The article also highlighted the needs of a tiny mission station at a place called Lambaréné on the banks of the Ogowe River in Gabon. The mission station was situated forty-seven miles south of the equator and roughly one hundred miles inland from the coast. A small school was held there, but a medical clinic was desperately needed, since there was no doctor within a hundred-mile radius. The local people had nowhere to turn when their bodies were ravaged by such diseases as leprosy, sleeping sickness, malaria, and tuberculosis.
The Reverend Alfred Boegner, author of the article, ended by stating, “I hope that those on whom the Master’s eyes have already rested will answer the call . . . . There are men and women who can reply simply to the Master’s call, ‘Lord, I am coming’ . . . . Those are the people whom the Church needs.”

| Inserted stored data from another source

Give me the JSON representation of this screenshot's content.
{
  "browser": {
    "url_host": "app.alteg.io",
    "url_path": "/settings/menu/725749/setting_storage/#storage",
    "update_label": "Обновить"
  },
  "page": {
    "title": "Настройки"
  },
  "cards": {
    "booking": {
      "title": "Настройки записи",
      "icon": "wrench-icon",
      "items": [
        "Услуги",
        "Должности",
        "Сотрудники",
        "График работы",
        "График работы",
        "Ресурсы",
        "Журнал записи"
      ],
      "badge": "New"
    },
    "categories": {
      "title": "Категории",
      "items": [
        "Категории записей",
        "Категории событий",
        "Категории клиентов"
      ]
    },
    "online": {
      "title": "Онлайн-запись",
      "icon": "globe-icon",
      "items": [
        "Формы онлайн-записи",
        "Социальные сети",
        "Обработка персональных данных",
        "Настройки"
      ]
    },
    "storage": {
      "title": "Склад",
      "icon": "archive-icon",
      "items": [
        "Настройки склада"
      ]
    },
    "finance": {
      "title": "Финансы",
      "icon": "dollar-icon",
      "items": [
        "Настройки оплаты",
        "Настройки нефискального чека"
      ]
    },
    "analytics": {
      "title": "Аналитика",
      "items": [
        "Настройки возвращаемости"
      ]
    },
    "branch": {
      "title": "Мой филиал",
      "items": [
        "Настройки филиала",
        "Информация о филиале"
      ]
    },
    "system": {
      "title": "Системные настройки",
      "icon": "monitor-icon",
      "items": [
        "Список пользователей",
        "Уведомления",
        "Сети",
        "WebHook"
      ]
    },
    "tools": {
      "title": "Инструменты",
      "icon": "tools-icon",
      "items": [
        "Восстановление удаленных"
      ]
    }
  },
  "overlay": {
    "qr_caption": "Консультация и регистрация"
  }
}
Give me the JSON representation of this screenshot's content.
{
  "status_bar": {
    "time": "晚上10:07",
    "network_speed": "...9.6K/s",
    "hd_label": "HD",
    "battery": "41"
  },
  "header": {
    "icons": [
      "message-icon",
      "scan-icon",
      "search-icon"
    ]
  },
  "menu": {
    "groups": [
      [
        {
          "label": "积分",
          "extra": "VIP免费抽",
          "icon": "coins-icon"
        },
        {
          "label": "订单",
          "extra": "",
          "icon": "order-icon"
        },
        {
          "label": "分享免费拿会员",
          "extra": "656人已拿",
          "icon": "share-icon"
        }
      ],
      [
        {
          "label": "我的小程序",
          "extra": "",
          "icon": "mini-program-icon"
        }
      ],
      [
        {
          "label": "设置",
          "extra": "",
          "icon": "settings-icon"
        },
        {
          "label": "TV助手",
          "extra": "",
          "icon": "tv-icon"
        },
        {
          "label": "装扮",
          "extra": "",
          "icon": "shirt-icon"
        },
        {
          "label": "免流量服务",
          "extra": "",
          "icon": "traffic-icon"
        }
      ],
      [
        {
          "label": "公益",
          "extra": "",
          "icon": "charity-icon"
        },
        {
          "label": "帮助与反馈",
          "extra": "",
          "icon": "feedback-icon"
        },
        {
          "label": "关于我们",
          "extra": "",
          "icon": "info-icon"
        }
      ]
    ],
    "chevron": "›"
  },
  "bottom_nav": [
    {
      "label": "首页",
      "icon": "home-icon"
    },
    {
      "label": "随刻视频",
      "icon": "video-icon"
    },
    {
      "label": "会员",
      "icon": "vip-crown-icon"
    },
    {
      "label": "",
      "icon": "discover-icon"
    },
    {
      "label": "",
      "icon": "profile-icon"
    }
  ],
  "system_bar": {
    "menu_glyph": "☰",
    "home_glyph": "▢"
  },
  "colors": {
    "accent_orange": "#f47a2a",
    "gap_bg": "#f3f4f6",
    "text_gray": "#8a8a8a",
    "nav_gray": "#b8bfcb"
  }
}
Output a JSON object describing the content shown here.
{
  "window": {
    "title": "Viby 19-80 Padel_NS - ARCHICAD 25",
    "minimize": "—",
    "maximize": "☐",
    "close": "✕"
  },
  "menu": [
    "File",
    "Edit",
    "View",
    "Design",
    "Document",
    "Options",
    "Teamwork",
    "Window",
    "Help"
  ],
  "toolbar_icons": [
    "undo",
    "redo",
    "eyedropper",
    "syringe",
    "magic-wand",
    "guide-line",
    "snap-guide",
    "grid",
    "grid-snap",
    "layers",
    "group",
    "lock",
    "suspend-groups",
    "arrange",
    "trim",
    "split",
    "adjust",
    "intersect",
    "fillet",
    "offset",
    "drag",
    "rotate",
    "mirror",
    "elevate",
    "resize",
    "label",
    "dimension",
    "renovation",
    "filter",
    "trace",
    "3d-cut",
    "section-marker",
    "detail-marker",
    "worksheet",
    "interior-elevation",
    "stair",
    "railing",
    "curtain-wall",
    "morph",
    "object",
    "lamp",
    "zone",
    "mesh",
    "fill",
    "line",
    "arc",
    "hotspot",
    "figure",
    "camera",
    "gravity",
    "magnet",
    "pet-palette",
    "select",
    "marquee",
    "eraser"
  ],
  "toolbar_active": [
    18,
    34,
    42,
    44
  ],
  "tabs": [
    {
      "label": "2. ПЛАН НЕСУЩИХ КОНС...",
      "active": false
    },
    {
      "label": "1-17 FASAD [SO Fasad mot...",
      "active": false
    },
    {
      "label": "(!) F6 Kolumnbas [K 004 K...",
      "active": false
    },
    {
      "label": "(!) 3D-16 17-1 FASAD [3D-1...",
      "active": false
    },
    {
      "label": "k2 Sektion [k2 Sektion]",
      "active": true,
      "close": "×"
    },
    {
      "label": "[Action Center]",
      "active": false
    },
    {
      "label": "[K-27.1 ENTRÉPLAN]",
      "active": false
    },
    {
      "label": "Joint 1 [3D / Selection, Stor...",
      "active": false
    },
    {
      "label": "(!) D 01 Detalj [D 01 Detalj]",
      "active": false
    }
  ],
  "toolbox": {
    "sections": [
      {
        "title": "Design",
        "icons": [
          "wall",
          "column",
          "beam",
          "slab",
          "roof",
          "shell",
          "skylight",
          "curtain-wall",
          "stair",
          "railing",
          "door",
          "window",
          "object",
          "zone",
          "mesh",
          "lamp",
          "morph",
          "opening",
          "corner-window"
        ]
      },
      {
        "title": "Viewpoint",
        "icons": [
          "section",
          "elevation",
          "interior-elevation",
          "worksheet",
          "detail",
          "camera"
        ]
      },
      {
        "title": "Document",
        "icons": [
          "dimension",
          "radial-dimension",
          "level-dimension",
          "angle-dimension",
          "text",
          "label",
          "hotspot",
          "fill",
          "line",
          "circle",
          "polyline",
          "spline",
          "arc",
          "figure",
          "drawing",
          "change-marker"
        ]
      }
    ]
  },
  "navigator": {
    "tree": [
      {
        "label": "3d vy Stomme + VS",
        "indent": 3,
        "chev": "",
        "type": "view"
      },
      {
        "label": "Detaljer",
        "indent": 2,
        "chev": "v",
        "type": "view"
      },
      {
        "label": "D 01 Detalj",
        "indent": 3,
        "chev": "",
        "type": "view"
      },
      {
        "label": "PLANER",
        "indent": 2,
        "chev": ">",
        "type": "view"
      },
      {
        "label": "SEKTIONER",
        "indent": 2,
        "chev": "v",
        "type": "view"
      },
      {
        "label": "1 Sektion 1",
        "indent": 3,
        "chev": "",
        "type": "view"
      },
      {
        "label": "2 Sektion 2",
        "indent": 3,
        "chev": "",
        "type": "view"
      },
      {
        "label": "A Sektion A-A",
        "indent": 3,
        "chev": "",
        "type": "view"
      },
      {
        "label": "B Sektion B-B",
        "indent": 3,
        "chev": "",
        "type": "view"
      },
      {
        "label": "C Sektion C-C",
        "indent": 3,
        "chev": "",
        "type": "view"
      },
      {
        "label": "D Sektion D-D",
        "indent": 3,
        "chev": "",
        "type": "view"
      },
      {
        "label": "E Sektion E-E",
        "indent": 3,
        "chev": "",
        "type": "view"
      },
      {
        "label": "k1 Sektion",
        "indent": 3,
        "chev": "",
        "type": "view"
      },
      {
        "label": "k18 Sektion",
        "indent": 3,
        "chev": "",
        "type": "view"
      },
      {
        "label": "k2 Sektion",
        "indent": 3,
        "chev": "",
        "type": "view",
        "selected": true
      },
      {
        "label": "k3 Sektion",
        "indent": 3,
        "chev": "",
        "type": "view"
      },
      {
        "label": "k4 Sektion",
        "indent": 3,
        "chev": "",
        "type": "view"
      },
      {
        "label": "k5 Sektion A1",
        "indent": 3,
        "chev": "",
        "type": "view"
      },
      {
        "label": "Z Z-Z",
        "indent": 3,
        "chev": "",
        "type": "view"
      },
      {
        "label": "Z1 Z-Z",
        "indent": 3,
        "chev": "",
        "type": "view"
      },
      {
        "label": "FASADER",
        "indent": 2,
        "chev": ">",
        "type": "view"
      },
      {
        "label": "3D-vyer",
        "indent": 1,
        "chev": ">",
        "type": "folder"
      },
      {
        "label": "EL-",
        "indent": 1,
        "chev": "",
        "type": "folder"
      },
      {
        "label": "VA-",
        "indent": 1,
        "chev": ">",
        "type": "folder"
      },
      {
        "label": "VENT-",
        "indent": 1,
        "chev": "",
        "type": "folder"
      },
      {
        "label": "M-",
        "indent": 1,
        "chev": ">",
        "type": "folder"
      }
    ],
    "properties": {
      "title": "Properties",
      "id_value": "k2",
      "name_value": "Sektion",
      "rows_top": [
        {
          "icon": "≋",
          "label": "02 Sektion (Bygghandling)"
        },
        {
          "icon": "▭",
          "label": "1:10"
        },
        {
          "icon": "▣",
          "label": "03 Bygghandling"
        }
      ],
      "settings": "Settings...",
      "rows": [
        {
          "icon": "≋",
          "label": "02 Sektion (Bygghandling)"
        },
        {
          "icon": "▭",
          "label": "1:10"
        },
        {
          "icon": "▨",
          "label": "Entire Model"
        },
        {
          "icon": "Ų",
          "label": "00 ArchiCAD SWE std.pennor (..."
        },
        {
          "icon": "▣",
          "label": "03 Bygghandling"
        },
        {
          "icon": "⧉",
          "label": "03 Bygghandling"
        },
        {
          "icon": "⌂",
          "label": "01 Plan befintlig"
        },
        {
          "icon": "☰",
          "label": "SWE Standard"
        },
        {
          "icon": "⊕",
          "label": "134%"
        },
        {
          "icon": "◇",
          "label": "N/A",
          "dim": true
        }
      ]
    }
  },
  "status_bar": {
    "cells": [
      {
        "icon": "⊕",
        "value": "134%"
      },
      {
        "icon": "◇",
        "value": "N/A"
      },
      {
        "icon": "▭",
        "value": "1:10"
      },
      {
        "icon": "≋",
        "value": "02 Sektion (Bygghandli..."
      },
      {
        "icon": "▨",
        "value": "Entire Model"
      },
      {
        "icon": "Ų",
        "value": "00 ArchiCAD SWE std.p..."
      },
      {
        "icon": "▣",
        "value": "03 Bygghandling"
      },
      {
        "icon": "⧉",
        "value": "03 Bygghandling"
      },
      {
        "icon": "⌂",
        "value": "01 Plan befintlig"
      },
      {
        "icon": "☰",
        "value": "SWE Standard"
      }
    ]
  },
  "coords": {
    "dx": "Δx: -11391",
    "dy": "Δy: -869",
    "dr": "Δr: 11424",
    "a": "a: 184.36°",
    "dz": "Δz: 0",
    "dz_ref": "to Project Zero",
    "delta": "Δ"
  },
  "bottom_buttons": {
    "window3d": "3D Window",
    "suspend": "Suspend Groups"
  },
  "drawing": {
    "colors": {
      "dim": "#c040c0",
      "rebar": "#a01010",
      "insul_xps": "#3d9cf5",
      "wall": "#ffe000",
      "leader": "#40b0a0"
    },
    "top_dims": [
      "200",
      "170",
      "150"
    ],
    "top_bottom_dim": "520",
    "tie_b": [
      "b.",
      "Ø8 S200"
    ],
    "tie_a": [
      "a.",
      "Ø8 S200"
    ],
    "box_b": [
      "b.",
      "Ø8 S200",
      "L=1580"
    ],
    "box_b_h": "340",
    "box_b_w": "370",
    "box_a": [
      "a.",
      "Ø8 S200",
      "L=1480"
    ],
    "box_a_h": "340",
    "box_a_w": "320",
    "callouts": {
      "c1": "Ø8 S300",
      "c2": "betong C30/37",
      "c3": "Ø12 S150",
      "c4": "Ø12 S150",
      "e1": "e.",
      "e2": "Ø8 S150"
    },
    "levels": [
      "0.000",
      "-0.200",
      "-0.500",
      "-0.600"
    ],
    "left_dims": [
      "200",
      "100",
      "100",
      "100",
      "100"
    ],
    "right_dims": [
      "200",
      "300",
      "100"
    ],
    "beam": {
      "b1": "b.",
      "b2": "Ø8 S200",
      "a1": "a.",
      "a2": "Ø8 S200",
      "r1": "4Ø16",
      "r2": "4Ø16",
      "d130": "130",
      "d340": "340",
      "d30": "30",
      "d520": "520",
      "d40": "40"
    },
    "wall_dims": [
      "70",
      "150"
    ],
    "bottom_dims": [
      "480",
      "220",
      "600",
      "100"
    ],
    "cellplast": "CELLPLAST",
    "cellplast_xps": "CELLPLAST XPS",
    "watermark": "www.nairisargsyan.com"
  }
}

When he had finished reading, Albert sat quietly. A peace settled over him. He was now thirty years old, and true to his promise, he was searching for a way to serve God for the rest of his life. He remembered Jesus’s instructions to His disciples to go into all the world to preach the word, heal the sick, and cast out evil spirits. “Remember,” Jesus had admonished, “freely you have received, freely give” (Matthew 10:8). Albert was immediately struck by how much he’d been given. Was it too much for Jesus Christ to ask him to help the people he’d just read about in their need? No, he concluded, it was not. Albert was sure that God was calling him to work alongside the Paris Evangelical Missionary Society as a medical doctor in Lambaréné.